Abstract

This chapter focuses on the mechanisms that govern the propagation of contaminants in aquifers. A qualitative and analytical description of the main hydrological, physico-chemical and biological process is provided. The hydrological mechanisms responsible for the transport and spreading of contaminants derive from the presence and movement of groundwater. The first of such processes is advection, according to which a compound is transported along the main direction of flow at seepage velocity. Molecular diffusion, instead, is responsible for the migration of the contaminant from high to low concentration areas, as a result of thermal agitation of water molecules. The last hydrological process is mechanical dispersion, which is a consequence of microscale heterogeneities present in the porous medium and results in a non-uniform velocity distribution relative to seepage velocity and the emergence of a transverse velocity component.

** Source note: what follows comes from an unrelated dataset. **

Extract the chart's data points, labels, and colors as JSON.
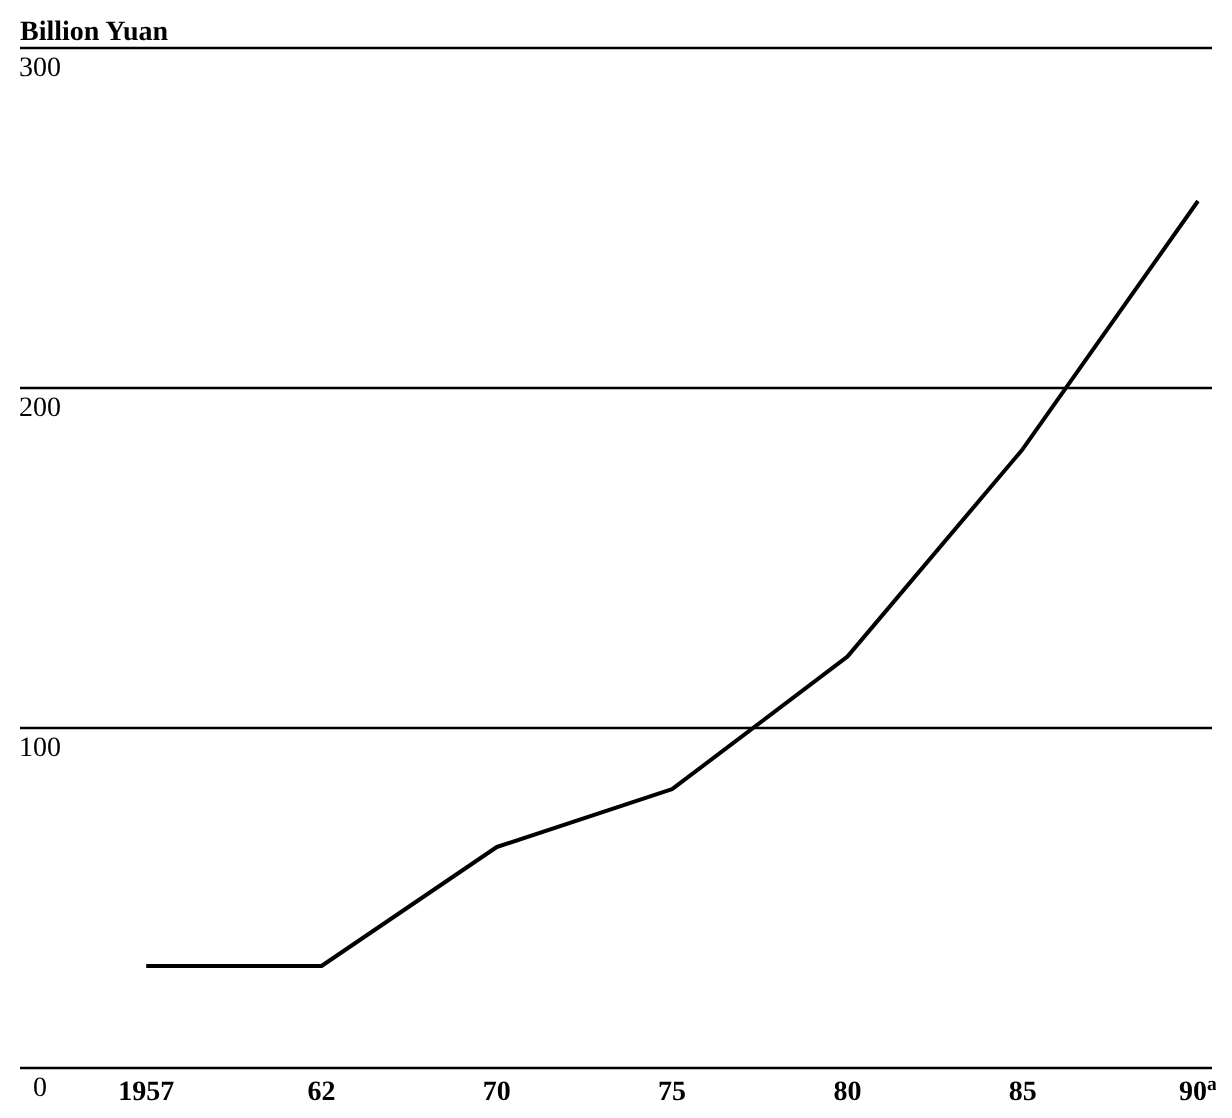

During their migration within an aquifer, chemical compounds can also undergo chemical reactions that can lead to their transformation or degradation. The main reaction models and the most common types of reactions that are likely to occur in groundwater (i.e., acid-base reactions, complexation, hydrolysis, dissolution and precipitation, radioactive decay) are illustrated. Contaminant transformation and degradation can also be biologically mediated, primarily through microbial activity; such reactions are often described through first-order reaction kinetic models or Monod’s model. Finally, contaminant concentration in groundwater is also affected by sorption, a process by which compounds are removed from solution and transferred to the solid phase through a partitioning process typically characterized through isotherms. All these processes are described individually in this chapter, although in reality they occur simultaneously. The chapters that follow describe contaminant transport accounting for the concomitance of these processes.